El éxito, ¿rival de amores?

Hemera/thinkstock“Estoy en la cresta de la ola, este año me ha ido de maravilla, he tenido oportunidades de crecimiento, una tras otra, y en cada una me han pagado lo que nunca imaginé. Todos mis sueños se han cumplido y ahora tengo que pensar en lo que viene para mí”, le confesó Alan, hace unas semanas a Karina, su mejor amiga. Efectivamente, su vida laborar no podía ser más exitosa, el detalle es que tiene una pareja a quien ha descuidado a causa de sus frecuentes viajes, sólo en los últimos 5 meses se han reunido en dos ocasiones, una de ellas en el aeropuerto mientras él hacía un cambio de vuelo.

Patricia su esposa no se queja ni tampoco se puede decir que ha dejado de amarlo, pero también ha aprendido a vivir sin él, así que el día que Alan tuvo oportunidad de disfrutar de unos días libres, se encontró con que su mujer se había ido de viaje con sus suegros y él no estaba enterado. “Entonces supe lo que ella siente cada vez que yo me voy y es un sentimiento terrible”, admitió frente a su amiga.
Resulta inusual pensar que una causa de crisis en una pareja pueda ser el éxito, después de todo, ambos deberían sentirse orgullosos y plenos de vivir esa gloriosa experiencia, que a decir verdad, no le pasa a todos, pero como afirma Kathy Freston, autora del libro Tu alma gemela, Editorial Urano: “Si te estás preguntando cómo es posible considerar el éxito una crisis, párate a pensar con cuánta frecuencia se separan las estrellas de Hollywood o cuántas probabilidades hay de que un alto directivo se divorcie por segunda o tercera vez o cuántos ganadores de la lotería han visto desintegrarse sus vidas personales”.

¿Dónde está nuestro error?
Equivocadamente se ha colocado a la riqueza de bienes materiales y económicos, así como el reconocimiento, como las llaves maestras para acceder a la felicidad, por eso es frecuente que en la búsqueda por conseguirlo se deje en el último plano la atención y el afecto a los seres queridos, después de todo, se da por hecho que no sólo entenderán el esfuerzo también lo aplaudirán y tendrán la disposición de ceder el tiempo que les toca, a favor de un supuesto bien común.
Sin embargo, poco se cuestiona acerca de los retos que implica a la vida personal lograrlo, la autora abunda al respecto: “Para alcanzar el éxito hacen falta tiempo y energías. Su búsqueda podría tentarte a dejar aparcada la relación con tu alma gemela y todas las cuestiones espirituales que plantea.

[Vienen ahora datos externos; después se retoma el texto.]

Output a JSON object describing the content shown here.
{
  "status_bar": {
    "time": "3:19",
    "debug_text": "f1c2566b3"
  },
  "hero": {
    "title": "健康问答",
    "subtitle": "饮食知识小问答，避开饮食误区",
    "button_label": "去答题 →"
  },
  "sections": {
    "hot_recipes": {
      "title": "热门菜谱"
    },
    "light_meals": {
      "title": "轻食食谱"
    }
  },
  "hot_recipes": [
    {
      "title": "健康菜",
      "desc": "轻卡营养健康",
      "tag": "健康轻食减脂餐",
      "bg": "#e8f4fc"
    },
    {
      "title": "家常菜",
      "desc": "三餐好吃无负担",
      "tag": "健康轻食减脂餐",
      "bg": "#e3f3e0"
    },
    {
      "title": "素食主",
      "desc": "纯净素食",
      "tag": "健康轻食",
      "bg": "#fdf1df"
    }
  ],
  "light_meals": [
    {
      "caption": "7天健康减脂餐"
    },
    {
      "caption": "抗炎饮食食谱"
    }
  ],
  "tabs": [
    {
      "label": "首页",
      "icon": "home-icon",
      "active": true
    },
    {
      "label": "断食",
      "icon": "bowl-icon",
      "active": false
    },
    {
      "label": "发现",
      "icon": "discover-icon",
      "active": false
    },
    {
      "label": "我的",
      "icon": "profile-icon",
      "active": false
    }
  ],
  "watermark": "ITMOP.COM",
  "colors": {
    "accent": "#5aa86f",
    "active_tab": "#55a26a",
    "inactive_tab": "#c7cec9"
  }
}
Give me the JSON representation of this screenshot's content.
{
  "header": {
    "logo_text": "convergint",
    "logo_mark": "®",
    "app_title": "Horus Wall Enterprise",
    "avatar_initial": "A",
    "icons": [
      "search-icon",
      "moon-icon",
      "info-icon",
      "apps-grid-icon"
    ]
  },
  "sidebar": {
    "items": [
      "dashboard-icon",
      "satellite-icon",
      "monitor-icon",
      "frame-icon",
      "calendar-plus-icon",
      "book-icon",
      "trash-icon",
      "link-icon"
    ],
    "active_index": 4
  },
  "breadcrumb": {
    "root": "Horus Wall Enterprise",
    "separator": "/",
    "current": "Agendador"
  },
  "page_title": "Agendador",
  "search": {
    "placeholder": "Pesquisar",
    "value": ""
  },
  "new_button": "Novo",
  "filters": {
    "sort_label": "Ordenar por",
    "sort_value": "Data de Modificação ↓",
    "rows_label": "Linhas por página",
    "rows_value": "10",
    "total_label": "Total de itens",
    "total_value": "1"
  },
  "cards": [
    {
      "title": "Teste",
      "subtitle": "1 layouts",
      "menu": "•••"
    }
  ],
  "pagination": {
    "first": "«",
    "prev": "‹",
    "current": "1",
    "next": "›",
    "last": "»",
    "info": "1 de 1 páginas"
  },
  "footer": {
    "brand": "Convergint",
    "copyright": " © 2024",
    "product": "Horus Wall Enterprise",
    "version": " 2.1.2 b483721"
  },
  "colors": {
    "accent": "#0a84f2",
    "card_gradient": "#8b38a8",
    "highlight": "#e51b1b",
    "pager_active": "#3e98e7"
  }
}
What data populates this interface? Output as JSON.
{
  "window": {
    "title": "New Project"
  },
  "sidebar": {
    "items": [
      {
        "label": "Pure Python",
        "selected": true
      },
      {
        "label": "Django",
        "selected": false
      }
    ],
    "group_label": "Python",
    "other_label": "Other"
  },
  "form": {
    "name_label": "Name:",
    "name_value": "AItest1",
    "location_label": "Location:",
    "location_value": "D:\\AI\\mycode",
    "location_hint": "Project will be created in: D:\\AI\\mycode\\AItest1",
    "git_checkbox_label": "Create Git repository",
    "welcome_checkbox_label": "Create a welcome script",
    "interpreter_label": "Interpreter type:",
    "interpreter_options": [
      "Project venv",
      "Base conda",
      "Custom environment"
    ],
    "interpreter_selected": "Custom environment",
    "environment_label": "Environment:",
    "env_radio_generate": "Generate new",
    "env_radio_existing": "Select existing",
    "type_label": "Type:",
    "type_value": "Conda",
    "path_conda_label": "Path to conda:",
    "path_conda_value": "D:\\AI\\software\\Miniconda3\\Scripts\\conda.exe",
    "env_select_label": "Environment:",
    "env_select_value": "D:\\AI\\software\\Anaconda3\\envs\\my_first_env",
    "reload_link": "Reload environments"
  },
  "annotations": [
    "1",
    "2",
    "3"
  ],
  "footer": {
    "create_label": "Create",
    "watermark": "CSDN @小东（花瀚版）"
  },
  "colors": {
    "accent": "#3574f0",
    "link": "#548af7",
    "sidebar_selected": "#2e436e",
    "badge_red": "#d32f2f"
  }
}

Te puede exigir tanta dedicación que renuncies a disfrutar de los placeres sencillos de la vida en pareja (…) Cuando te acostumbras a que los demás te traten con deferencia, puedes acabar pidiendo a tu pareja que lo haga también (…) Te arriesgas a perder todo contacto con la realidad”.
El éxito no está peleado con la oportunidad de poder vivir plenamente el amor, no es una cosa en vez de la otra, pero para cerrar los candados que nos conduzcan a tomar una elección entre ambos, hay que tener presente en todo momento los motivos que llevan a la búsqueda de la prosperidad. Generalmente las personas quieren mejoras económicas para ofrecer un nivel de vida óptimo a quienes aman o para cumplir algún sueño, entonces la clave está en no perderlos de vista y continuar cultivando esas fuentes de afecto y realización.
Kathy Freston sugiere que ninguna elección que se tome en la vida debe estar por encima del amor, “no pretendo decir con esto que debamos llevar una vida monacal, sino que hemos de ser conscientes, en todo momento, de las opciones que guían nuestras elecciones y llenan nuestros días. La verdadera prosperidad consiste en disfrutar de relaciones cálidas y de una conexión profunda con todos los seres humanos; el resto sólo es un truco de espejos creado por el ego para alejarnos del número principal”.
Alan tomó una decisión: Ocupó ese periodo de soledad para reflexionar acerca de lo que para él es importante y descubrió que su prioridad es cuidar y cultivar su relación de pareja, así que empezará a programar menos viajes y sí más tiempo para disfrutar al lado de Patricia, después de todo, ¿qué es el éxito si no hay con quien compartirlo?